Non-linearity of the pluricomplex Green function (Q2701581)

By a deep theorem due to Lempert, the pluricomplex Green function \(g(z,w)\) of a convex domain \(\Omega\subset\mathbb{C}^n\) with pole at \(w\in \Omega\) coincides with the function \(\delta(z,w)= \inf\log|f^{-1}(w)|\), the infimum being taken over all holomorphic mappings \(f\) from the unit disc \(\Delta \subset \mathbb{C}\) to \(\Omega\) such that \(f(0)=z\) and \(w\in f(\Delta)\).
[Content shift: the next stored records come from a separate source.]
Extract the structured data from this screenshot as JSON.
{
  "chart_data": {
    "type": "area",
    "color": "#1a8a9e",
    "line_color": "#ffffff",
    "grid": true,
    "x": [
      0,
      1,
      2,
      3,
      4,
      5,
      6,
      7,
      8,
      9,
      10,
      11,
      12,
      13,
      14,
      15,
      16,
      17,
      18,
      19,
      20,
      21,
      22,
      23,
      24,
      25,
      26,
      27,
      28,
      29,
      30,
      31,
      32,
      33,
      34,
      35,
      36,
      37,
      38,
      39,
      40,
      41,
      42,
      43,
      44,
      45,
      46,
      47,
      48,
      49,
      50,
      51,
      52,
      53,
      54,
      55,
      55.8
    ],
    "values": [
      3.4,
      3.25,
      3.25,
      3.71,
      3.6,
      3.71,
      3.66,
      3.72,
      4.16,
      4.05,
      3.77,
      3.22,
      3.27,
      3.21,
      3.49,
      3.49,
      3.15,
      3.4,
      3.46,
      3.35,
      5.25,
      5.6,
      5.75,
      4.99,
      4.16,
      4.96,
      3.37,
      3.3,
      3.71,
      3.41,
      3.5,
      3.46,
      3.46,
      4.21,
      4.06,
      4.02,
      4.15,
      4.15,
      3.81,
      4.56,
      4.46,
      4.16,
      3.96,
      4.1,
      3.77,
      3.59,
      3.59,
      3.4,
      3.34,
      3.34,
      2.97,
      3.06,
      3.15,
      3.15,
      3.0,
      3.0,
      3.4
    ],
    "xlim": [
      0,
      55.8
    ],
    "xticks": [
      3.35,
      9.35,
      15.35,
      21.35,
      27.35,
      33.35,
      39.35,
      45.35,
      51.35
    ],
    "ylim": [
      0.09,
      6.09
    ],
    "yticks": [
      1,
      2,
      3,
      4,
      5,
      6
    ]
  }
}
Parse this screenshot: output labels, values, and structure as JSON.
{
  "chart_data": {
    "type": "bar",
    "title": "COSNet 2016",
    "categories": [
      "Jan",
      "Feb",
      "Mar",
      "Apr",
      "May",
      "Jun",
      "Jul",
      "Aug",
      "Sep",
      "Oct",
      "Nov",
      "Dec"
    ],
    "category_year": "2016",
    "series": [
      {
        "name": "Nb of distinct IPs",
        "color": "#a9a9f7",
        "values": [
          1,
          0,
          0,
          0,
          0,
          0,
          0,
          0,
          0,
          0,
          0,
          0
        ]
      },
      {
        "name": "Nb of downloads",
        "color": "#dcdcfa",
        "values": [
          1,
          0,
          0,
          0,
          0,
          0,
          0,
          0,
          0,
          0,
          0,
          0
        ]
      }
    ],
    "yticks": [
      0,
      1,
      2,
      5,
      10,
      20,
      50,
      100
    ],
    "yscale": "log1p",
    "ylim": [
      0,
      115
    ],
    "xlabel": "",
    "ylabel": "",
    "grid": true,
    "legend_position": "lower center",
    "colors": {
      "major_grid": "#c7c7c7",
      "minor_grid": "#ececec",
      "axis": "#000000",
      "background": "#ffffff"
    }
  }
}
To deal with the Green functions with several poles, the author extends the notion of the Lempert function \(\delta\). Namely, let \(A=\{(w_j, \nu_j)\}_j\) be a finite subset of \(\Omega\times \mathbb{R}_+\), then \(\delta(z,A): =\inf\sum_j \nu_j \log |f^{-1} (w_j)|\), where \(f(0)=z\) and \(w_j\in f(\Delta)\). Properties of \(\delta(z,A)\) and its relations to the Green function \(g(z,A)\) are studied. In particular, the set \(\{z:\delta (z,A)=\sum_j \nu_j\delta (z,w_j)\}\) is described as the union of all complex geodesics (for the Kobayashi metric) passing through all the points \(w_j\).